In the grim locked-down winter of 2021, I drove three hours to Wales where I sat in an isolated cottage and wrestled with a memoir I could not figure out how to write. While I was there, my mother sent me a link to a two-page personal essay she’d published in a tiny but venerable magazine called the Literary Review of Canada. It was entitled ‘This Story is Mine’. After a preamble about feminism and #MeToo, she cuts to the chase: ‘In June 1964, a few weeks before my thirteenth birthday I was raped by a man old enough to be my father.’
My mother then went on to tell her life story, or the story she understands to be her life. It’s a story I’d heard many times before, one she’d published other versions of in other places.
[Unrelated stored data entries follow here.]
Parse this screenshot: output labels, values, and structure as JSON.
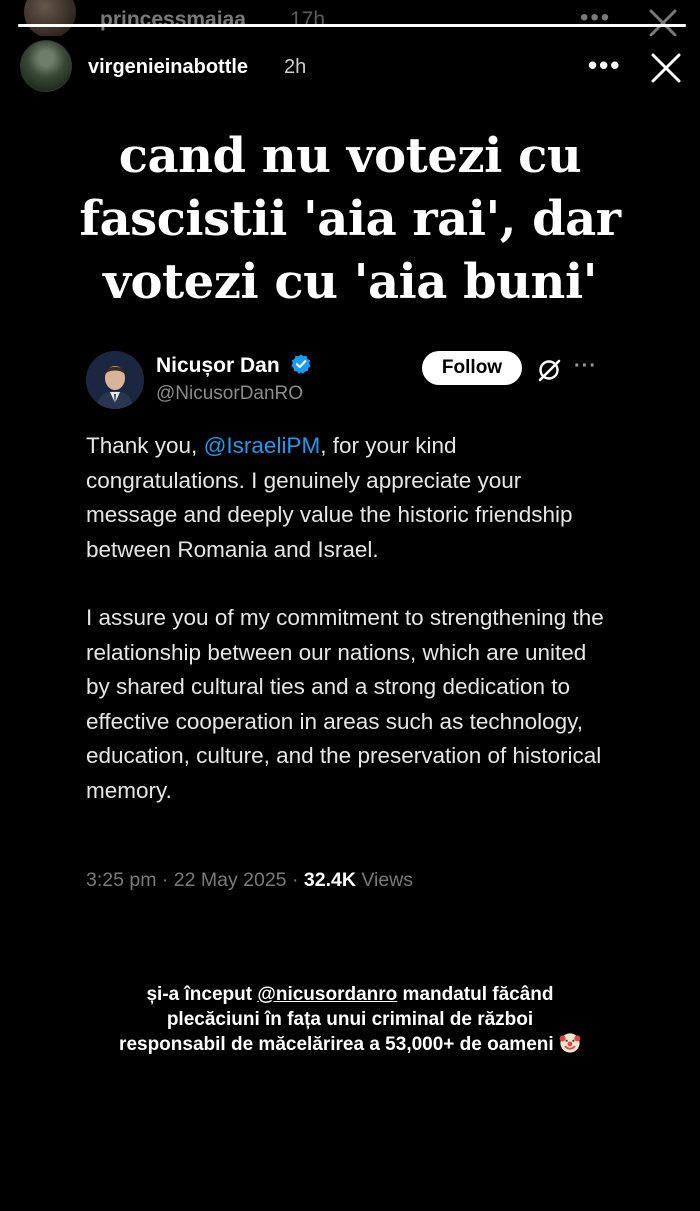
{
  "ghost_story": {
    "username": "princessmaiaa",
    "time": "17h"
  },
  "story": {
    "progress": 1.0,
    "username": "virgenieinabottle",
    "time": "2h",
    "more": "•••",
    "headline_lines": [
      "cand nu votezi cu",
      "fascistii 'aia rai', dar",
      "votezi cu 'aia buni'"
    ]
  },
  "tweet": {
    "author_name": "Nicușor Dan",
    "handle": "@NicusorDanRO",
    "follow_label": "Follow",
    "more": "···",
    "body": {
      "p1_prefix": "Thank you, ",
      "p1_mention": "@IsraeliPM",
      "p1_suffix": ", for your kind congratulations. I genuinely appreciate your message and deeply value the historic friendship between Romania and Israel.",
      "p2": "I assure you of my commitment to strengthening the relationship between our nations, which are united by shared cultural ties and a strong dedication to effective cooperation in areas such as technology, education, culture, and the preservation of historical memory."
    },
    "meta_time": "3:25 pm · 22 May 2025 · ",
    "views_count": "32.4K",
    "views_label": " Views"
  },
  "caption": {
    "prefix": "și-a început ",
    "tag": "@nicusordanro",
    "line1_suffix": " mandatul făcând",
    "line2": "plecăciuni în fața unui criminal de război",
    "line3": "responsabil de măcelărirea a 53,000+ de oameni",
    "emoji_icon": "clown-face-icon"
  }
}
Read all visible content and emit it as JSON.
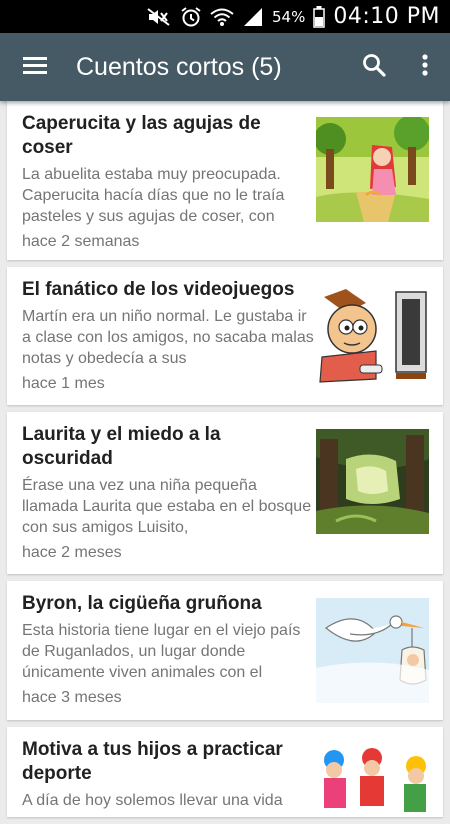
{
  "status_bar": {
    "battery_percent": "54%",
    "time": "04:10 PM",
    "icons": [
      "mute-icon",
      "alarm-icon",
      "wifi-icon",
      "signal-icon",
      "battery-icon"
    ]
  },
  "app_bar": {
    "title": "Cuentos cortos (5)",
    "background_color": "#455a64",
    "icons": [
      "menu-icon",
      "search-icon",
      "more-vert-icon"
    ]
  },
  "stories": [
    {
      "title": "Caperucita y las agujas de coser",
      "excerpt": "La abuelita estaba muy preocupada. Caperucita hacía días que no le traía pasteles y sus agujas de coser, con",
      "date": "hace 2 semanas",
      "thumbnail": "little-red-riding-hood-illustration"
    },
    {
      "title": "El fanático de los videojuegos",
      "excerpt": "Martín era un niño normal. Le gustaba ir a clase con los amigos, no sacaba malas notas y obedecía a sus",
      "date": "hace 1 mes",
      "thumbnail": "boy-playing-videogames-illustration"
    },
    {
      "title": "Laurita y el miedo a la oscuridad",
      "excerpt": "Érase una vez una niña pequeña llamada Laurita que estaba en el bosque con sus amigos Luisito,",
      "date": "hace 2 meses",
      "thumbnail": "dark-forest-illustration"
    },
    {
      "title": "Byron, la cigüeña gruñona",
      "excerpt": "Esta historia tiene lugar en el viejo país de Ruganlados, un lugar donde únicamente viven animales con el",
      "date": "hace 3 meses",
      "thumbnail": "stork-carrying-bundle-illustration"
    },
    {
      "title": "Motiva a tus hijos a practicar deporte",
      "excerpt": "A día de hoy solemos llevar una vida",
      "date": "",
      "thumbnail": "kids-cycling-photo"
    }
  ]
}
The story is this: from the age of 12 to 15 my mother had a sexual relationship with a much older man – her riding instructor, a man I’ll call the Horseman. He was 45 and married with four children of his own, two of whom were older than my mother and attended her country school. When my grandfather discovered the relationship, he grounded his eldest daughter for two weeks and banished the Horseman from the club and the county, but unbeknownst to him the affair continued in secret. My mother and her father never spoke of it again. When my mother was 16 she met my father, a handsome boy from the wrong side of the tracks. They were engaged at 18 and married at 21. She had me and then my sister in quick succession. Twelve years into my parents’ marriage, my grandfather died and my mother bolted, leaving us, her family, behind for a glamorous life in the city.